In the evolving political landscape of the United States, the traditional Republican adherence to the doctrine of laissez-faire—minimal government intervention in the economy—is visibly retreating in the face of the urgent need for supremacy in Artificial Intelligence (AI). Recent analyses of Donald Trump’s policy agenda, emerging from internal discussions and public statements by his advisors, reveal a strategy that bears little resemblance to classical liberal economics. Instead, it promotes a form of "digital nationalism" that places the state firmly at the helm of technological development.
The Death of Self-Regulation and the Birth of State Direction
For decades, Silicon Valley thrived in an environment where the government remained at a distance, intervening only when markets failed spectacularly. However, the rise of AI as the ultimate tool of geopolitical power has changed the rules of the game. Trump’s strategy, often described as a "Manhattan Project for AI," proposes an unprecedented level of coordination between the federal government and Big Tech. The goal is not consumer protection or the ethical use of technology—concepts that dominated the Biden administration's executive order—but absolute dominance over China.
This approach means the government will no longer be a mere bystander. It will direct resources, remove bureaucratic hurdles for data center construction, and, most importantly, link national energy policy to AI requirements. The abandonment of laissez-faire is evident in the incoming administration's intent to directly or indirectly subsidize specific infrastructures deemed of "national importance," bypassing free-market forces that might prefer slower or different growth trajectories.

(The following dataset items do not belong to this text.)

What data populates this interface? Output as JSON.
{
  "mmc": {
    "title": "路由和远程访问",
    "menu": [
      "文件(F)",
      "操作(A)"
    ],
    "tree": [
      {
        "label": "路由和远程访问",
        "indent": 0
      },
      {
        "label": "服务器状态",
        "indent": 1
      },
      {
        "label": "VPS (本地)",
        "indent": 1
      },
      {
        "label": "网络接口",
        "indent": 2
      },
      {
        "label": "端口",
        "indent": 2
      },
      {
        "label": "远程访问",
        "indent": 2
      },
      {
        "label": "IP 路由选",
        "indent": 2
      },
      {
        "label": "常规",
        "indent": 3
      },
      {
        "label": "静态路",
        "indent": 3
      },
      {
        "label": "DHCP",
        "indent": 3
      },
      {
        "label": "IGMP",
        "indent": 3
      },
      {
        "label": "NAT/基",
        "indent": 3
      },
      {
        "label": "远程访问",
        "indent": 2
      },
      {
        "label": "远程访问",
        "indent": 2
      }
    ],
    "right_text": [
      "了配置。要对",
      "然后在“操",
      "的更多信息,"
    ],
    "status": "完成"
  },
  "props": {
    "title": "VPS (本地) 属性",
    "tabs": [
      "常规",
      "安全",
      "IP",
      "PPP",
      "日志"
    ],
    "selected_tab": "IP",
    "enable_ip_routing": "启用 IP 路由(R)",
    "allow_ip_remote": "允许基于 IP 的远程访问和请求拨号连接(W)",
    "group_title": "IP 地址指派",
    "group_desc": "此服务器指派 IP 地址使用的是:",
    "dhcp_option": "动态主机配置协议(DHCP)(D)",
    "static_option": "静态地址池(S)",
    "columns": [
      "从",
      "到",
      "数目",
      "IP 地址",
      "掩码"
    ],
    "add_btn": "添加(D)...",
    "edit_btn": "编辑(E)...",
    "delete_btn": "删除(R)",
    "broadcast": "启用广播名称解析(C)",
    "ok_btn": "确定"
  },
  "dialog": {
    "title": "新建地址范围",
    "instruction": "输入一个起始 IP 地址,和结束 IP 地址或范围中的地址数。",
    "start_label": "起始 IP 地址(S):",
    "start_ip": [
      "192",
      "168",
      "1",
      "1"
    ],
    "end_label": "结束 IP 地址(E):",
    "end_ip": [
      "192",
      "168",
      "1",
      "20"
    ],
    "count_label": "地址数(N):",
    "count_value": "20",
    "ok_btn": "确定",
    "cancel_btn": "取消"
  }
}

Energy as the New Frontier of Technological Sovereignty
One of the most compelling aspects of the Trump framework is the explicit link between AI and energy production. AI demands vast amounts of electricity, a requirement that current U.S. infrastructure struggles to meet. Here, Trump proposes aggressive deregulation of the energy sector, favoring fossil fuels and nuclear power, not for the sake of free choice, but to fuel the massive server farms needed to train the next generation of models.
This move is a direct blow to laissez-faire principles because the government is actively picking "winners" in the energy sector to serve a specific technological end. Environmental regulations and international climate agreements are viewed as secondary to the need for cheap, abundant energy that would make the U.S. the global "AI factory." This strategy implies that the economy must serve national power, rather than the other way around.

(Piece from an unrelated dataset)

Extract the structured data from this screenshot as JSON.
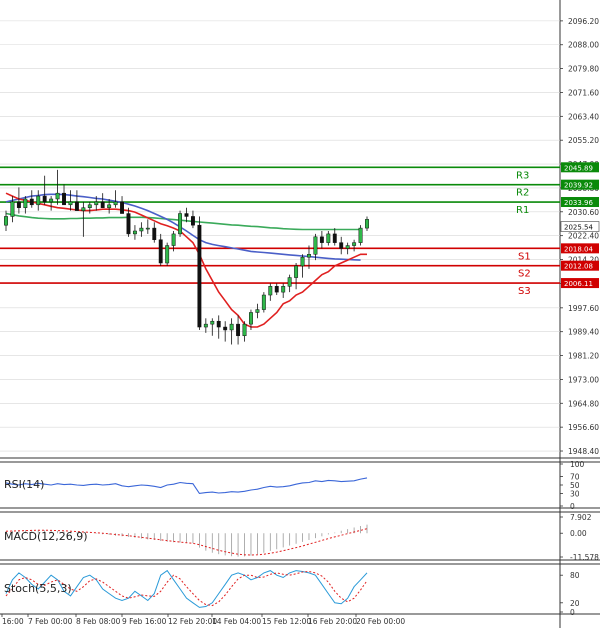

The Geopolitics of AI: US vs. China
The central argument for overturning traditional economic policy is the existential threat posed by China. Trump’s advisors argue that in a world where Beijing utilizes its full state resources to dominate AI, the U.S. cannot remain tethered to 18th-century ideas of free trade. The "weaponization" of trade policy and the use of tariffs as a tool to protect the domestic technological base are central to this new agenda.
Furthermore, the intention to rescind Biden’s AI safety executive order is not aimed at general liberty, but at unshackling American firms from constraints that could slow their progress against Chinese rivals. It is an "arms race" where the state provides protection and resources, and corporations provide the technology, creating a complex that mirrors the Cold War era more than the era of globalization.
Conclusion: A New Roadmap for Innovation
Trump’s shift away from laissez-faire in the AI sector is not merely a policy change; it is a paradigm shift. It marks the admission that technology is now too critical to be left entirely to the hands of the market. For Europe and the rest of the world, this development is pivotal. If the U.S. adopts a model of state-directed innovation, the pressure on the EU to loosen its regulatory framework (the AI Act) and increase its own sovereign investments will become overwhelming. Digital nationalism appears to be the new status quo, and the era of Silicon Valley’s "innocence" has ended for good.